Od kilku miesięcy kampania wyborcza Donalda Tuska wzmacnia nacisk na tematykę dzieci. Uwagę zwraca zwłaszcza ta ciemna strona medalu - że oto niby profesor Wojciech Roszkowski krzywdzi w swoim podręczniku dzieci z in vitro, że oto minister Czarnek niszczy edukację dzieci, a w najbardziej podłym wydaniu polityk PO przypisuje elektoratowi PiS-u zabicie dziecka - ośmioletniego Kamilka z Częstochowy.
Jednak redaktor Jacek Gądek zwrócił uwagę na pozytywny przekaz Donalda Tuska wobec dzieci.
Dziennikarz portalu gazeta.pl dostrzegł jak wiele z przekazu lidera PO poświęcone jest właśnie najmłodszym i sugeruje, że jest to strategia Tuskowego PR na prorodzinne projekty PiS (zwłaszcza 800 plus). Jako że Platformie trudno programem czy własnymi dokonaniami przebić ofertę rządzących dla dzieci, zaczyna się zatem gra emocjami i nastrojami, poruszanie najczulszych strun wyborców - troski o własne dzieci i wnuki. Tusk więc martwi się o demokrację dla „dzieci i wnuków”. To jest ta świetlista strona medalu wątków dzieci w przemówieniach lidera opozycji.
Składając obie strony - tę ciemną i tę jasną, pozytywną, można dojść do dwóch wniosków.
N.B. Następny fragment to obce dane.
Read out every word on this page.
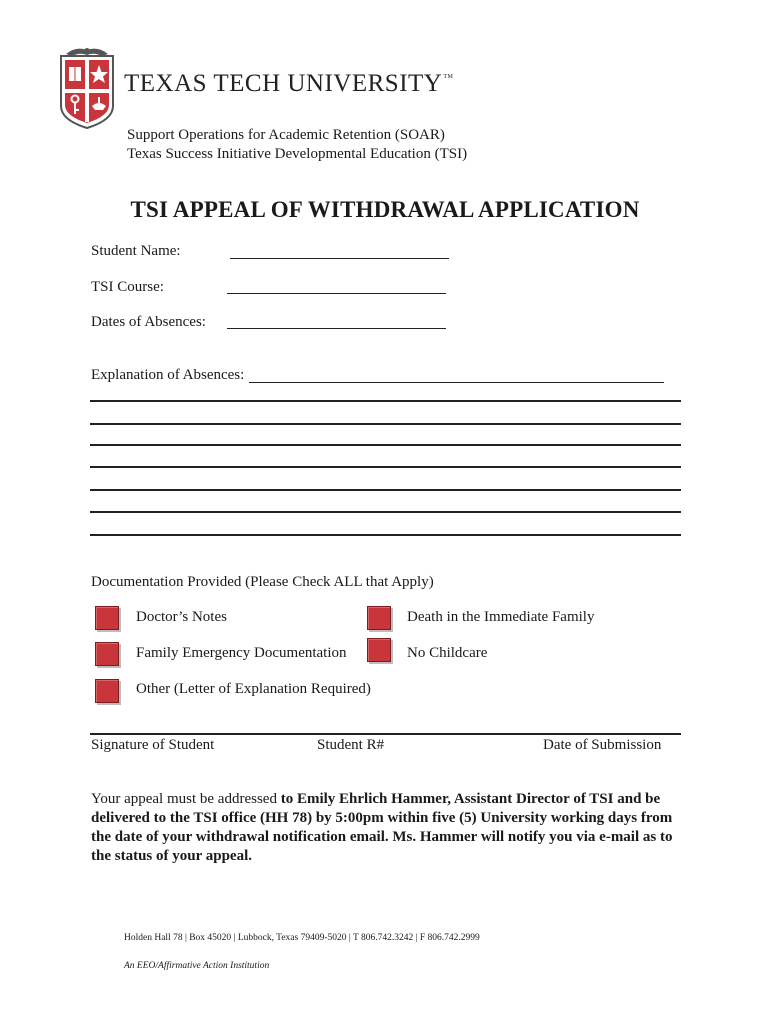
TEXAS TECH UNIVERSITY™
Support Operations for Academic Retention (SOAR)
Texas Success Initiative Developmental Education (TSI)
TSI APPEAL OF WITHDRAWAL APPLICATION
Student Name:
TSI Course:
Dates of Absences:
Explanation of Absences:
Documentation Provided (Please Check ALL that Apply)
Doctor’s Notes	Death in the Immediate Family
Family Emergency Documentation	No Childcare
Other (Letter of Explanation Required)
Signature of Student	Student R#	Date of Submission
Your appeal must be addressed to Emily Ehrlich Hammer, Assistant Director of TSI and be delivered to the TSI office (HH 78) by 5:00pm within five (5) University working days from the date of your withdrawal notification email. Ms. Hammer will notify you via e-mail as to the status of your appeal.
Holden Hall 78 | Box 45020 | Lubbock, Texas 79409-5020 | T 806.742.3242 | F 806.742.2999
An EEO/Affirmative Action Institution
Po pierwsze w Platformie już wiedzą, że realnie nie są w stanie dać polskim dzieciom więcej niż Prawo i Sprawiedliwość. Nie mają programu dla rodzin, policzonych możliwości budżetów, ofert żłobków, szkół czy wakacji, muszą zatem dotrzeć do podświadomych instynktów i pierwotnych odruchów opieki nad najmłodszymi.
Po drugie PRowcy Tuska sięgną w tej kampanii po emocje i prowokacje najbardziej jaskrawe, poruszające u ludzi struny histerii i entuzjazmu, o jakich wcześniejsze kampanie wyborcze w Polsce nie słyszały. Tak jak Jonathan Haidt w pracy „Prawy umysł” wyodrębnił pięć cech, pięć pierwotnych instynktów, fundamentów moralności w światopoglądzie politycznym, tak opiekę, troskę (care/harm) wyróżnił jako pierwszą, najbardziej delikatną i newralgiczną. A to oznacza bój emocjonalny najdrastyczniejszy z możliwych - bo jedni kochają dzieci (PO), a drudzy rzekomo je krzywdzą (PiS). Emocje zamiast konkretów.
Ach, jest jeszcze „po trzecie”. Wybierając taką strategię decydenci w PO wiedzą: dla najmłodszych Polaków żadnej propozycji nie mają i mieć nie będą.